Ouvrage lu durant le récent week-end de Pâques dans une double perspective.
1/ continuer de lire 25 ouvrages clé par an, "bon an/mal an" (parfois difficiles à choisir parmi les très nombreuses publications et leurs promotions +/- intenses, même si ça n'est pas du "Katherine Pancol" qui constitue une lecture de vacances distrayante, pour les CSP et CSP+, plutôt aimablement croquées, sans cruauté particulière, avec même parfois une certaine ... complaisance, qui peut devenir du voyeurisme pour les lectrices hors cibles, car je continue de penser que ce lectorat est féminin dans ... une proportion supérieure de 50% au poids démographique des femmes dans la société française ...mais tout ceci n'est ni passionnant, ni d'un apport quelconque au sujet, c'est même un très beau H.S.On évitera les 50 nuances de gris (dans le texte) que je n'ai pas lues et dont la qualité littéraire est décrite comme étant ... très moyenne.
2/ participer modestement à la classe prépa HEC de ma fille qui me "sous-traite" quelques "fiches de lecture" que je travaille avec opiniâtreté, et qui me permettent de conserver une synthèse bien utile des ouvrages lus pour les reprendre quelques mois/années plus tard au gré des évènements et de l'actualité internationale.
Sur ce second point, ma première réaction à cet engagement dont je dois préciser que je fus l'offreur et qu'aucune demande n'avait été formulée par l'intéressée dans ce sens, fût de me reprocher de m'être par principe collé dans une telle obligation; sentiment rapidement refoulé à la lecture des deux premires ouvrages que j'avais la liberté de proposer et qui ont été accepté par la "donneuse d'ordres".
Oui c'est une manière intéressante de compléter des journées déjà bien remplies au sein d'Intelfi et au profit de ses clients, oui cela fait fonctionner mes neurones et synapses d'une manière plus estudiantine que professionnelle, que je ne retrouve d'ailleurs pas en tant que prof au Celsa depuis que la formation des classes de Master II en RH internationales dont je suis responsable sont devenues des formations continues d'adultes, réforme de l'université et autonomie financière de celle-ci le nécessitant (plus ou moins, on en reparlera).

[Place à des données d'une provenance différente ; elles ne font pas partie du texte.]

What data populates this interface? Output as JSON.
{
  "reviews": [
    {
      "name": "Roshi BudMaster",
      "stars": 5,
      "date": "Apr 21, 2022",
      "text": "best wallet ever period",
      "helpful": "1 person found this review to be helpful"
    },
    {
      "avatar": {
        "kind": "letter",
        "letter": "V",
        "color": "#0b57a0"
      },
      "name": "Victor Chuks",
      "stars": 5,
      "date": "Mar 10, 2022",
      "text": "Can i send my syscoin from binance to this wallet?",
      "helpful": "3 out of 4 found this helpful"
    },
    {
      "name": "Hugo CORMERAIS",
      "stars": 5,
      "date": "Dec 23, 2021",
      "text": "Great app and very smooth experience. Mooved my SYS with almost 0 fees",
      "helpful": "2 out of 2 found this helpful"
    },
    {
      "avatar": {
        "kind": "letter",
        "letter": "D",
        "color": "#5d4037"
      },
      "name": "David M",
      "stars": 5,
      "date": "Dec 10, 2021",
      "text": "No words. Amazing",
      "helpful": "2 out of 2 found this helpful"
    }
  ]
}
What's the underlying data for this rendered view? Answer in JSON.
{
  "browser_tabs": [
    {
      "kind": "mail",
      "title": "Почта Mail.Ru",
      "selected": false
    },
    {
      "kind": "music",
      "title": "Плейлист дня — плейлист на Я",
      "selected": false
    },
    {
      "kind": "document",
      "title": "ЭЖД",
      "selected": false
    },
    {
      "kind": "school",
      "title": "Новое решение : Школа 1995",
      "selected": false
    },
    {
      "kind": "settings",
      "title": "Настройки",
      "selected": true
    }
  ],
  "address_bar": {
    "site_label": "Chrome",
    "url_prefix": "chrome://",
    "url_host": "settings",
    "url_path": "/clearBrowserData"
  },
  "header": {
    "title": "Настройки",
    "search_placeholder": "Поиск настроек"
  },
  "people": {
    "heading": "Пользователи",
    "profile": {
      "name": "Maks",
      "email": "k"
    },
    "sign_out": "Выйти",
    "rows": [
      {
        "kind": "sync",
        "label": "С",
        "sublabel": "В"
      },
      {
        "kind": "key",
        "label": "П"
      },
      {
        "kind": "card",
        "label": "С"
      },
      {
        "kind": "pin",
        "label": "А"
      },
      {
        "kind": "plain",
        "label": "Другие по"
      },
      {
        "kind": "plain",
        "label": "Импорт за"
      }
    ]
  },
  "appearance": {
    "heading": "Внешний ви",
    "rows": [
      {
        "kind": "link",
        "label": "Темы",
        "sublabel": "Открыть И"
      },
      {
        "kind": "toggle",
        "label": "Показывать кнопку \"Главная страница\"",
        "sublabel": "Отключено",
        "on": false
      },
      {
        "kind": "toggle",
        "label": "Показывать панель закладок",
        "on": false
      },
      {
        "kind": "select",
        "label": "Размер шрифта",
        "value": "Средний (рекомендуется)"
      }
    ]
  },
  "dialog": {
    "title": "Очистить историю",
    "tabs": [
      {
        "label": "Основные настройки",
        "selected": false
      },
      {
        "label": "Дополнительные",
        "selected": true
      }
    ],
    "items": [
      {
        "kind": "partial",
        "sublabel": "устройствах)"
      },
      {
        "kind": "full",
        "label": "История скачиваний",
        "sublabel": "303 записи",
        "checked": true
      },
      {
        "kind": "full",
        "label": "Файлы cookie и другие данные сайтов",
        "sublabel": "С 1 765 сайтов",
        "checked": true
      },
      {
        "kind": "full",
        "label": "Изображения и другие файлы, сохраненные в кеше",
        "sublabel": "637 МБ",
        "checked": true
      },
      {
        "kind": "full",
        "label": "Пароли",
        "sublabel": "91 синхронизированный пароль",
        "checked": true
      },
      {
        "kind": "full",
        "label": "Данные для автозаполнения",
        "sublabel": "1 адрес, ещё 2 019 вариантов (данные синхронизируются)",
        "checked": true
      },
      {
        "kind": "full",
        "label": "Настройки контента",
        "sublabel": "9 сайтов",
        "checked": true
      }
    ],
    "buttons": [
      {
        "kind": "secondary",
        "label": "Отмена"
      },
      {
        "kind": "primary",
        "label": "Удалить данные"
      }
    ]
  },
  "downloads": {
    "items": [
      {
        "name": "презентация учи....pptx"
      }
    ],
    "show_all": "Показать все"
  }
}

Pour débuter à la française, c'est-à-dire par une critique, tout est bon dans ce livre, sauf la banalité de son titre, qui rappelle pour les plus de 40 ans le fameux livre commis par Alain Peyrefitte, intitulé "Quand la Chine s'éveillera, le monde tremblera". Ce livre fut publié en 1975 et son titre était issu d'une citation de Napoléon, prononcée à Saint-Hélène vers 1816, en réaction à la lecture des "Souvenirs d'un voyage en Chine" de l'Ambassadeur britannique en Chine, S.E. Mac Cartney.
Pascal Lamy, lors de sa présence en France, enchaîna certains jours jusqu'à 4 interventions tant la demande était forte de la part d'institutions publiques ou para-publiques, d'associations d'anciens élèves de grandes écoles, de cercles de réflexion, de groupes d'influence. J'ai eu la chance d'assister à une conférence de l'auteur sur son livre il y a une quinzaine. Il ne fut pas avare ni d'explications sur ses motivations d'auteur, ni sur son parcours ou ses réponses aux très nombreuses questions. Ce fut une grande chance que de participer à cette conférence, que je classe dans les 3 meilleures depuis 12 mois, sur un échantillon annuel moyen de 130 ateliers et conférences auxquels je participe (hors organisation, interventions perso.)
Et bien "Quand la France s'éveillera", le monde ne tremblera pas plus que depuis que la Chine s'est éveillée ... Pascal Lamy dresse un inventaire sans oubli des atouts, richesses, créativités diverses, freins et faiblesses de la France en Europe et dans le Monde, et ces apports sont légitimés par ses fonctions successives de Commissaire Européen chargé du Commerce (1994-2004) auquel ont fait suite 2 mandats en tant que Directeur Général de l'OMC/WTO.
Plutôt positionné à gauche par la presse qui rappelle à satiété ses liens avec Jacques Delors (qui est tout de même "rangé des voitures" opérationnelles depuis 15 bonnes années et pas spécialement écouté par le Président de la République actuel) et des prises de position passées voire dépassées de son propre aveu, on ne peut prétendre que ce livre exprime une quelconque complaisance à l'endroit des gouvernements au travail en France, qu'il s'agisse de celui actuellement à la tâche ou de ses prédécesseurs de droite comme de gauche. C'est un vrai propos d'économiste opérationnel et si la politique est sous-jacente, ça n'est ni au service d'ambitions personnelles, ni pour favoriser tel(s) ou tel(s) dirigeants du pays depuis une décennie, au contraire.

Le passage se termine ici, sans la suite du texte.